In a previous prospective study on 9715 singleton pregnancies, we reported that sFlt-1 measured at 19 to 24 weeks’ gestation was not significantly different in the SGA <5th group born before 37 weeks [17]. In the presented study, we used the new FMF fetal and neonatal weight charts to adjust birth weight for GA_Delivery. The continuous folded plane likelihood that we developed has shown that there is a trend for increasing sFlt-1 values for lower Z_BW until 32 weeks’ gestation. However, this observation was not translated to an improvement in the performance of screening.
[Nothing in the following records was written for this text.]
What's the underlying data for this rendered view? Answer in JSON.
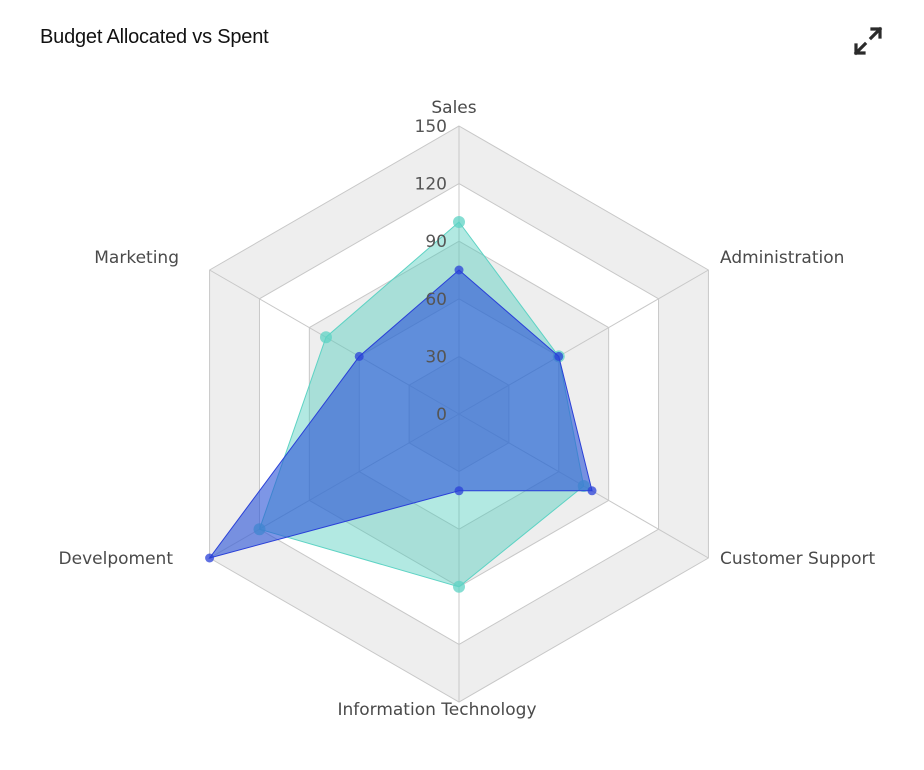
{
  "header": {
    "title": "Budget Allocated vs Spent",
    "expand_icon": "expand-arrows-icon"
  },
  "colors": {
    "band_gray": "#eeeeee",
    "band_white": "#ffffff",
    "grid_line": "#c8c8c8",
    "series_allocated_fill": "rgba(72,202,185,0.42)",
    "series_allocated_stroke": "#5ed3c4",
    "series_spent_fill": "rgba(45,85,215,0.62)",
    "series_spent_stroke": "#2a40d8"
  },
  "chart_data": {
    "type": "radar",
    "title": "Budget Allocated vs Spent",
    "categories": [
      "Sales",
      "Administration",
      "Customer Support",
      "Information Technology",
      "Develpoment",
      "Marketing"
    ],
    "radial_ticks": [
      0,
      30,
      60,
      90,
      120,
      150
    ],
    "range": [
      0,
      150
    ],
    "series": [
      {
        "name": "Allocated",
        "color": "#5ed3c4",
        "values": [
          100,
          60,
          75,
          90,
          120,
          80
        ]
      },
      {
        "name": "Spent",
        "color": "#2a40d8",
        "values": [
          75,
          60,
          80,
          40,
          150,
          60
        ]
      }
    ],
    "legend": "none",
    "grid": "alternating hexagonal bands"
  }
}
4.3. Strengths and Limitations

The strengths of the study are first, the large sample size with prospectively collected data; second, the use of a continuous folded plane likelihood that best describes the distribution of biomarkers and especially that of sFlt-1, which is altered in very small and preterm babies; third, the use of a joint probability model that allows risk computation for any chosen cut-offs; and fourth, the use of Bayes’ rule that allows extension of a single unified model by adding new biomarkers, such as sFlt-1 and sFlt-1/PlGF ratio. We have previously demonstrated that the model is stable and consistent by an internal validation process [7,8,9,12]. Additionally, applying the inferences for the model’s parameters in datasets different than the one that had been used to obtain them has shown that our approach is effective when applied in a new case [14]. We acknowledge the need for external validation of our approach.

5. Conclusions

Early identification of SGA aims to reduce the risk of stillbirth and neonatal mortality and morbidity associated with this condition [29]. The use of sFlt-1 measured at 19 to 24 weeks as a biomarker for SGA is restricted by its low deviation in smaller babies and the temporal changes until 32 weeks’ gestation. The use of the sFlt-1/PlGF ratio worsens the performance of screening achieved by PlGF alone. Therefore, second trimester sFlt-1 in either form is unlikely to be clinically useful in the prediction of SGA.